In this review, information regarding sex differences of manganese exposure from both cohort studies and cross-sectional studies were inconsistent. Perhaps there was a trend showing that girls were more susceptible to manganese exposure than boys. While almost all studies found no significant sex differences for Mn in biomarkers and drinking water, except for four studies without the relevant details available [34, 39, 54, 67]. Given that most studies were not specifically designed to evaluate sex-interactions, therefore, low statistical power may in part explain some of the inconsistency between studies.

Recently a study of single nucleotide polymorphisms in Mn transporter genes SLC30A10 and SLC39A8 also found a sex difference between Mn concentrations and genotypes [101]. The mechanisms behind potential sex differences in Mn toxicity are complicated, possibly due to sex difference in the developing brain [102], possibly related to biological differences in neurochemistry and hormone activity [103]. In addition, data from animal studies had shown that Mn exposure caused sex-dependent neuronal morphological change, and this change was not due to differential Mn accumulation between sexes but due to differences in sensitivity to Mn exposure [104]. All these differences may contribute to sex dimorphism in the associations between Mn exposure and neurodevelopment.

Our study incorporated the following limitations that warrant discussion. Firstly, most studies in this review are cross-sectional studies, so that no causal relationship can be inferred. In addition, a consistent biomarker for infants was not identified, perhaps teeth is the most promising biosample in this case, while being less easy to obtain than hair. Limitations in our data precluded us from identifying the safe range of manganese exposure and the periods of critical vulnerability of environmental manganese exposures. Finally, limited number of studies could be analyzed due to the relative homogeneity, however, we do not believe that this affected our analysis, given the stability of our sensitivity analysis.

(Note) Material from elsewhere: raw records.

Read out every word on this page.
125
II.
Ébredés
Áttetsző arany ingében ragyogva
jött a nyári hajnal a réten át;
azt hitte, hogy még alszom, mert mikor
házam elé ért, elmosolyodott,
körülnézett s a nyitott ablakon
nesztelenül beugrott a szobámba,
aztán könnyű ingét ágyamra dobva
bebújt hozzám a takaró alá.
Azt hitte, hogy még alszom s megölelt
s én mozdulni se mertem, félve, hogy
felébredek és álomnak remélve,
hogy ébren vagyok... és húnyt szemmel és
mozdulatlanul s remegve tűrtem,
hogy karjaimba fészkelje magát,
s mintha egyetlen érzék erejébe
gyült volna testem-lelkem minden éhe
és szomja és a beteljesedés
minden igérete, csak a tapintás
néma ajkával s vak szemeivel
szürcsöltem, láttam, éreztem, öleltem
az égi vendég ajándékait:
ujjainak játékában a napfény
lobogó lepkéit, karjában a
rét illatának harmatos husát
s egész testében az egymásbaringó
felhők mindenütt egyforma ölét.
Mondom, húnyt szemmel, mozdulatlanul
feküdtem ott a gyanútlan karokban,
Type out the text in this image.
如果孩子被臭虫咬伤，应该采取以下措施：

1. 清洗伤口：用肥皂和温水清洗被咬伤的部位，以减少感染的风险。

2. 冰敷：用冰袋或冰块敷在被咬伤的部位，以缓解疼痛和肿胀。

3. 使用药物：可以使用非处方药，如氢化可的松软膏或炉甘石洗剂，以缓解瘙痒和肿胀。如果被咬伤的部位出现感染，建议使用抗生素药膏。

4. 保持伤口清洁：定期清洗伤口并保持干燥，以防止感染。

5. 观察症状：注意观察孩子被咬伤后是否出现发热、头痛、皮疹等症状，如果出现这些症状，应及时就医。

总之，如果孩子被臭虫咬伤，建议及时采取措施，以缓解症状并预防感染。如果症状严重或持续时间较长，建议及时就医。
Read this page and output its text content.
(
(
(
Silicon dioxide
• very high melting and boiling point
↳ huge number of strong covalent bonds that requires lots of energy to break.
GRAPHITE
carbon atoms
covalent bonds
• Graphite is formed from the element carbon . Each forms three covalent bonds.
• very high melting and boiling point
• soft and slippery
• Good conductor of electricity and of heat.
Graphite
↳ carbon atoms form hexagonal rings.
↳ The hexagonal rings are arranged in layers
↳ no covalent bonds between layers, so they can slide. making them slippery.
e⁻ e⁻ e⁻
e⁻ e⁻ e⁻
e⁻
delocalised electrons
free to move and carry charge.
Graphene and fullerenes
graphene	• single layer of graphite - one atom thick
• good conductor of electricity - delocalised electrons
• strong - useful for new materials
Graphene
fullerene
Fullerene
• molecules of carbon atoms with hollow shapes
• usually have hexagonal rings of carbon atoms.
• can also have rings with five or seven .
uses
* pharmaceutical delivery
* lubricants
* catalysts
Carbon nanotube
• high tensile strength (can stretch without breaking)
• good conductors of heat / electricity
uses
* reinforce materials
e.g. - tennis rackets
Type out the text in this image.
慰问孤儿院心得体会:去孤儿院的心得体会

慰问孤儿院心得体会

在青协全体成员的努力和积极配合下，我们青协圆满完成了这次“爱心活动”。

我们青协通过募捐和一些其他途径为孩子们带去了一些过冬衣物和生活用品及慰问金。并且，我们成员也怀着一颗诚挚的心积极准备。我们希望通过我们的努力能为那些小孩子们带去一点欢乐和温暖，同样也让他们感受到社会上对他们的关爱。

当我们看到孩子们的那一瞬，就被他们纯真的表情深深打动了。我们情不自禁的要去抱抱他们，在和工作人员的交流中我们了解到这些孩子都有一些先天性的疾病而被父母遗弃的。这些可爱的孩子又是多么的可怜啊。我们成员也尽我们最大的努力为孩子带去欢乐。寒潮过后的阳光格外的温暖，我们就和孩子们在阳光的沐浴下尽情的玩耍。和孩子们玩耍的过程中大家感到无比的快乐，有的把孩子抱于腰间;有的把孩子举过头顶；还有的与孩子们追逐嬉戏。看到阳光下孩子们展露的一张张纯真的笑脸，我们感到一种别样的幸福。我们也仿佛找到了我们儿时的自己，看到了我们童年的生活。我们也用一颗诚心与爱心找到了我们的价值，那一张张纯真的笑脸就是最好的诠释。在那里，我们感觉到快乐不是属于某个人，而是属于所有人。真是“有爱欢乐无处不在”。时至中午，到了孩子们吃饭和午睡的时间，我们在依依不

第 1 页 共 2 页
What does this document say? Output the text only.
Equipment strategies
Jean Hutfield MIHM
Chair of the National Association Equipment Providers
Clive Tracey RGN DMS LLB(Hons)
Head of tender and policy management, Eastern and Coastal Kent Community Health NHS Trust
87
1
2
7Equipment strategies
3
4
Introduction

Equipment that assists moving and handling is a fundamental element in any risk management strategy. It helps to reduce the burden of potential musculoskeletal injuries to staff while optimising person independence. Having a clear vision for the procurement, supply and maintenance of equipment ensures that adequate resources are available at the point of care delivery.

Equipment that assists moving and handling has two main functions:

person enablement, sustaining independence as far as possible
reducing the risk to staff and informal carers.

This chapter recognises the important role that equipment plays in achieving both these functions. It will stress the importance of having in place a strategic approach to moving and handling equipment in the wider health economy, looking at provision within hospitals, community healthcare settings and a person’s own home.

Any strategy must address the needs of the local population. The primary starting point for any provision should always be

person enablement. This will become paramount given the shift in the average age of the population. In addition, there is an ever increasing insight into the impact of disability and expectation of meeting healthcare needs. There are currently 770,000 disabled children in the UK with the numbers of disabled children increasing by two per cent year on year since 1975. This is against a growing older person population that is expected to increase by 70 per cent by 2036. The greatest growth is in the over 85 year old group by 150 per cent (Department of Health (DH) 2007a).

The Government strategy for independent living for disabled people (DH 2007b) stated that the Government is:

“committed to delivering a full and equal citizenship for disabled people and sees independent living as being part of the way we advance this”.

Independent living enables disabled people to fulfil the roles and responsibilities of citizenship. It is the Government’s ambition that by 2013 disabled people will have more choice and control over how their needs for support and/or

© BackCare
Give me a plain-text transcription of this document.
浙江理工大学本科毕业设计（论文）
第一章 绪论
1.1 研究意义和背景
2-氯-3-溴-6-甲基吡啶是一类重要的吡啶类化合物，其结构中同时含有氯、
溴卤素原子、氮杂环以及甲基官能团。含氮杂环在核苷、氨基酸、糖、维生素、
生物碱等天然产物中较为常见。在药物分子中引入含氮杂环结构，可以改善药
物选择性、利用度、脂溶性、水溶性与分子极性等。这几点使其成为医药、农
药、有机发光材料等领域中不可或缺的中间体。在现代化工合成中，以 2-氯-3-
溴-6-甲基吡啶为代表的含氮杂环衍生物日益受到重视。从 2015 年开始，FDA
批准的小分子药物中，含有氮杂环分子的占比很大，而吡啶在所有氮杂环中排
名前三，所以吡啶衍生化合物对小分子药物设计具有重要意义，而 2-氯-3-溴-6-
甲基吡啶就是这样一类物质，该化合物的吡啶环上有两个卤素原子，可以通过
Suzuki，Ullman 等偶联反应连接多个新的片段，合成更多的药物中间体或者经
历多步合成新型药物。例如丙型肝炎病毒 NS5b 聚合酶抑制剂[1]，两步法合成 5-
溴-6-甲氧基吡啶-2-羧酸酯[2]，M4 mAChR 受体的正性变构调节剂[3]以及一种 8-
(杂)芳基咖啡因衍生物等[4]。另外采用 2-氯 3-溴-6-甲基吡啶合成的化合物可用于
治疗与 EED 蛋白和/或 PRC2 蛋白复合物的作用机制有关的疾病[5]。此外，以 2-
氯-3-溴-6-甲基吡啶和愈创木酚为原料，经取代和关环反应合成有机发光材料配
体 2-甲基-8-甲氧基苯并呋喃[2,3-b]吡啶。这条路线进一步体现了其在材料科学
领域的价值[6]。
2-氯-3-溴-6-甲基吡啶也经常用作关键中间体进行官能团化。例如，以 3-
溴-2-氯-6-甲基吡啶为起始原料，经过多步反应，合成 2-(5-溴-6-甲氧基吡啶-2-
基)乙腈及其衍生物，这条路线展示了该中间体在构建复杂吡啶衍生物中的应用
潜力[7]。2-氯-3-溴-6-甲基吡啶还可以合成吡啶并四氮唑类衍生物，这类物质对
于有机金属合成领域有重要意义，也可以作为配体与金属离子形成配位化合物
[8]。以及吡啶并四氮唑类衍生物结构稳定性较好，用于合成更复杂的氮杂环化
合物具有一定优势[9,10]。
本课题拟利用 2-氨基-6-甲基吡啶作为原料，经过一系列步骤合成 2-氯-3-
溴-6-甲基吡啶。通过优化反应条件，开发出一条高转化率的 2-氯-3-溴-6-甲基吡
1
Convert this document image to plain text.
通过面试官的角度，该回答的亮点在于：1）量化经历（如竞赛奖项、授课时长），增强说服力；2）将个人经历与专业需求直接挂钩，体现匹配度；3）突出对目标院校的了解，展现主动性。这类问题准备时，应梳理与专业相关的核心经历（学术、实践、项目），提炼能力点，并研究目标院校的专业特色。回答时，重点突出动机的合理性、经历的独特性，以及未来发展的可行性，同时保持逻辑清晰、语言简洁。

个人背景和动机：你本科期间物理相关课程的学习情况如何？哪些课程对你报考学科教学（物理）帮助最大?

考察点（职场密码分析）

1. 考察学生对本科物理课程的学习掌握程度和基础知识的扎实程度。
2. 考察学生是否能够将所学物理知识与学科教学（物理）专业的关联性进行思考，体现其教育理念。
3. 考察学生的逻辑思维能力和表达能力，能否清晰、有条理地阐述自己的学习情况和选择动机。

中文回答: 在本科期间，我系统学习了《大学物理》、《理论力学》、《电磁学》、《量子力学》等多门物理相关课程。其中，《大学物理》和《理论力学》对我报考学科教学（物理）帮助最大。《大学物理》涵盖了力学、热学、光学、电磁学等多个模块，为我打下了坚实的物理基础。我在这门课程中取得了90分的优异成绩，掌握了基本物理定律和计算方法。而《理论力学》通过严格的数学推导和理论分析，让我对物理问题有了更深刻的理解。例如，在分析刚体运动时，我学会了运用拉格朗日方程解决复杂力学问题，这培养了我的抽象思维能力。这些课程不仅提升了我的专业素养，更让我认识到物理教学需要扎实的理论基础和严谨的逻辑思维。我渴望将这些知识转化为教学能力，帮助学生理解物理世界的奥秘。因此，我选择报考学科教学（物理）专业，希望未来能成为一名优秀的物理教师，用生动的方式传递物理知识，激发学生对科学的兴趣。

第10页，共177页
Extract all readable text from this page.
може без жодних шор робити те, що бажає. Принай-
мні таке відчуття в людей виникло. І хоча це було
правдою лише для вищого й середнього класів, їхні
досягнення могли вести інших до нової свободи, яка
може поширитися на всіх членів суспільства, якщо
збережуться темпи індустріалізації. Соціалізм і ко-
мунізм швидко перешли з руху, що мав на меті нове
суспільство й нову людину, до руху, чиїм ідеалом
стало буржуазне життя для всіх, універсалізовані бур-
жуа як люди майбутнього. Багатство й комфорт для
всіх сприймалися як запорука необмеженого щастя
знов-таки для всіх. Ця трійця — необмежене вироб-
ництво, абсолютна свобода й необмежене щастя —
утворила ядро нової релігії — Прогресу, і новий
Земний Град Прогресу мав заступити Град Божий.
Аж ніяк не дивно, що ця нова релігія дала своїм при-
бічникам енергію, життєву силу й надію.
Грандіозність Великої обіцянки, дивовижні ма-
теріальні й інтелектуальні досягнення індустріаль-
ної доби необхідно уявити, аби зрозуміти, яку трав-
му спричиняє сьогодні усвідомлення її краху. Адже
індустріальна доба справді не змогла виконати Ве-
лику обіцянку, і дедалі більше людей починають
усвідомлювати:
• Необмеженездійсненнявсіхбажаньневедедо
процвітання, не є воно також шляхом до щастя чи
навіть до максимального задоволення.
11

Overall, to the best of our knowledge, this is the only comprehensive systemic review and meta-analysis regarding the biomarkers and sources of manganese exposure and cognitive, behavioral and motor functions in children. Outcomes from cohort studies and cross-sectional studies indicated that higher manganese exposures were negatively associated with neurodevelopment in children. In addition, this is the first meta-analysis for correlation between different manganese indicators where our results indicated that H-Mn was more significantly correlated with W-Mn than B-Mn. Therefore, we propose that hair is the most suitable biomarker in future studies.

Conclusions

Higher manganese exposure is negatively associated with childhood neurodevelopment, especially cognitive and motor skills for children under 6 years old and cognitive and behavioral performance for children aged 6–18 years old. In the older group (6–18 years old), hair is the most reliable indicator of manganese exposure. However, evidence demonstrated sex difference upon manganese exposure while a clear pattern is not elucidated. Population based biomonitoring studies with standard cleaning methodologies of hair are warranted in order to set reference ranges of manganese in hair at different ages. Large prospective cohort studies are certainly warranted in order to support these results and identify the underlying biological mechanisms.